Characterisation of Nanomagnetites Co-Precipitated in Inert Gas Atmosphere for Plant Nutrition
A. Lengyel 1,2, Z. Homonnay 1, K. Kovács 1, Z. Klencsár 3, Sz. Németh 1, R. Szalay 1, V. Kis 3, Á. Solti 4, F. Fodor 4, M. Ristić 5, S. Musić 5 and E. Kuzmann 1
1 Institute of Chemistry, Eötvös University, Budapest, Hungary
2 Wigner Research Centre for Physics, HAS, Budapest, Hungary
3 Centre for Energy Research, HAS, Budapest, Hungary
4 Institute of Biology, Eötvös University, Budapest, Hungary
5 Ruđer Bošković Institute, Zagreb, Croatia
(homonnay@caesar.elte.hu)
Our future aim is to ascertain the effects of selected nanoparticles on plants of agricultural importance. In the future study we intend (a) to prepare the nanoparticles containing iron and (b) to obtain data about iron metabolism in the plant(s) and (c) to propose different iron utilization strategies in agriculture. In this sense the experiments involving the plants grown in hydroponics or soil conditions will be conducted. In our previous work [1] we reported about iron(III)-oxyhydroxide and non-stoichiometric magnetite nanoparticles with the aim to use them as possible nutrition source for plants. 57Fe Mössbauer spectra of magnetite nanoparticles synthesized under different preparation conditions at ambient atmosphere showed that the magnetite nanoparticles are highly oxidized. In order to obtain more efficient magnetite nanoparticles with higher FeII content, magnetite nanoparticles were prepared in N2 gas atmosphere. The chemical co-precipitation method was utilized, starting with stoichiometric ratio of FeSO4 and FeCl3 solutions for magnetite formation. Then, ammonia solution was slowly and continuously added to the iron salts solution. After the reaction was completed, the precipitates were filtered, washed several times with deionized water and lyophilized. Citric acid coated nanoparticles were also prepared similarly, but adding the citric acid dissolved in deionized water before the addition of ammonia solution. 57Fe Mössbauer spectra (Fig. 1) of washed and lyophilized nanomagnetite prepared in inert gas atmosphere undoubtedly indicated the presence of considerable fraction of FeII, close to the stoichiometric magnetite composition, both at room temperature (RT) and at 80K. XRD pattern of the same sample corresponded to nanomagnetite crystal structure. Mössbauer spectra in Fig. 1 also showed that after lyophilization the unwashed citric acid coated samples contained some FeII which disappeared when the sample was washed before lyophilisation. The washed samples, however, showed a poorly crystalline character.

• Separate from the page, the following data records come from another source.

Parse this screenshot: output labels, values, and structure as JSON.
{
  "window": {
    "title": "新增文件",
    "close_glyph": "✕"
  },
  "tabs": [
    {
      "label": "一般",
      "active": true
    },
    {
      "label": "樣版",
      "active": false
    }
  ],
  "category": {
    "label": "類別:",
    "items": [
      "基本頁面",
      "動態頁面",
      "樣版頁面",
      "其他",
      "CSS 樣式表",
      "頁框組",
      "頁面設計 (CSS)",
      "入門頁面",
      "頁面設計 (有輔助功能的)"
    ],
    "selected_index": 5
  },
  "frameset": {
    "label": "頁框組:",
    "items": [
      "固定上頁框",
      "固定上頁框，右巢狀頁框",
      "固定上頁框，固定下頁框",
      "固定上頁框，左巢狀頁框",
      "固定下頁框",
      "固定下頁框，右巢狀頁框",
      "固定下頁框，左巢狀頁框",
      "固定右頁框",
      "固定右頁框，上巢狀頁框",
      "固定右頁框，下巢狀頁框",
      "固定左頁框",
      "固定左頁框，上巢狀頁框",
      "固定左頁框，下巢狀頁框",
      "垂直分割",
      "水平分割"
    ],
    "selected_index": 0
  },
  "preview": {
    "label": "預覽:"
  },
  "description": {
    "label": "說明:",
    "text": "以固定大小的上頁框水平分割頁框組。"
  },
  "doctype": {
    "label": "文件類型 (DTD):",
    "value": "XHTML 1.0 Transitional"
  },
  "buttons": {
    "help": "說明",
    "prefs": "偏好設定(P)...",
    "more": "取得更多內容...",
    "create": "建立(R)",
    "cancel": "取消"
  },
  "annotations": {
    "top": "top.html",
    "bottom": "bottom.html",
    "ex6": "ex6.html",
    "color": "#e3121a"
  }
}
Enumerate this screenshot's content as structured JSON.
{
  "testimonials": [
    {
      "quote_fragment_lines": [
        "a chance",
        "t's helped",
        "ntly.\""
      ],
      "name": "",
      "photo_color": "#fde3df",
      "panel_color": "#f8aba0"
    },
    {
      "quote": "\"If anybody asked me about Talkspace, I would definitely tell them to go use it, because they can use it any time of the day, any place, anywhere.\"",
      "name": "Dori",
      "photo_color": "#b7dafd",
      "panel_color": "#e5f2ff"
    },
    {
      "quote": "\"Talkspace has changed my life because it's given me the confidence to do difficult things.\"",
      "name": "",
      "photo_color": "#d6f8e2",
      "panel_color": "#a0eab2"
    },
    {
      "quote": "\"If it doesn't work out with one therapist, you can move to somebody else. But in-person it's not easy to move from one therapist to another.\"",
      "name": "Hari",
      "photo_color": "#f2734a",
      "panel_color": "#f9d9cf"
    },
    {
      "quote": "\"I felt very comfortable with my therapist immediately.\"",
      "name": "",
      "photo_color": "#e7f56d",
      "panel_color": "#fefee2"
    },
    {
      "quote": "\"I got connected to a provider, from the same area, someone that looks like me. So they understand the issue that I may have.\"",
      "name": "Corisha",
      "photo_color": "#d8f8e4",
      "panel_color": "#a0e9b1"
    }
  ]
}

Fig. 1 57Fe Mössbauer spectra of liophylized washed nano magnetite recorded at 80K (a) and at 295 K (b) and liophylized non-washed (c) and washed (d) citric acid coated nano iron oxides recorded at 80 K.
The samples are intended to be subject to tests using them as possible nutrition source for plants.
Financial support from the National Research, Development and Innovation Office - NKFIH/OTKA (K115913 and K115784) and Hungarian-Croatian Intergovernmental S & T (No. TET 16-1-2016-0002) is gratefully acknowledged.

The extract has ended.